- Directed by: Charles Hutchison
- Written by: Jack Natteford
- Produced by: William Steiner
- Starring: Edith Thornton Robert Ellis Joseph Kilgour
- Cinematography: Ernest Miller
- Production company: William Steiner Productions
- Distributed by: William Steiner Productions Wardour Films (UK)
- Release date: December 1, 1924;
- Running time: 50 minutes
- Country: United States
- Language: Silent (English intertitles)

= On Probation (1924 film) =

1924 film

On Probation is a 1924 American silent drama film directed by Charles Hutchison and starring Edith Thornton, Robert Ellis, and Joseph Kilgour.

==Plot==
As described in a 1924 film magazine review:
Mary Forrest (Thorton), rich, young, and impulsive, is warned not to appear before Judge Winter (Kilgour) again on speeding charges. Her friends accompany her to a roadhouse which the police are watching.

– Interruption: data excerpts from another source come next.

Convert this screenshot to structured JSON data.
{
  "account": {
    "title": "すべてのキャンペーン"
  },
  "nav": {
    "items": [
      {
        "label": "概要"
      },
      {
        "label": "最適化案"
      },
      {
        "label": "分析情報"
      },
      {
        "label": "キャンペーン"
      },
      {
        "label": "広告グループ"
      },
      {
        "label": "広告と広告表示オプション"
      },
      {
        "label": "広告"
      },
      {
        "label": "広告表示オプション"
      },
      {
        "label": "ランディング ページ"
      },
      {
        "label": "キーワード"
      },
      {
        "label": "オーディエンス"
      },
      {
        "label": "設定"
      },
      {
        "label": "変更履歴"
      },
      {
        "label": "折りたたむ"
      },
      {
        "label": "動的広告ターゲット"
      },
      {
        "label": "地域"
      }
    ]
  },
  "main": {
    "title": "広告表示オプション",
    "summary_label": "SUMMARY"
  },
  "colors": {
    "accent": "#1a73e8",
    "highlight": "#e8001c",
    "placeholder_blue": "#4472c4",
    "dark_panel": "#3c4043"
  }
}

They are tipped off and flee before the police raid the place, but Mary wrecks her automobile. Removing the plates and identification marks, she escapes the law until a jealous friend plants a purse in the wrecked car. When asked to secure someone to sign her probation bond, she finds her “friends” have deserted her and Bruce Winter (Ellis) comes to her rescue.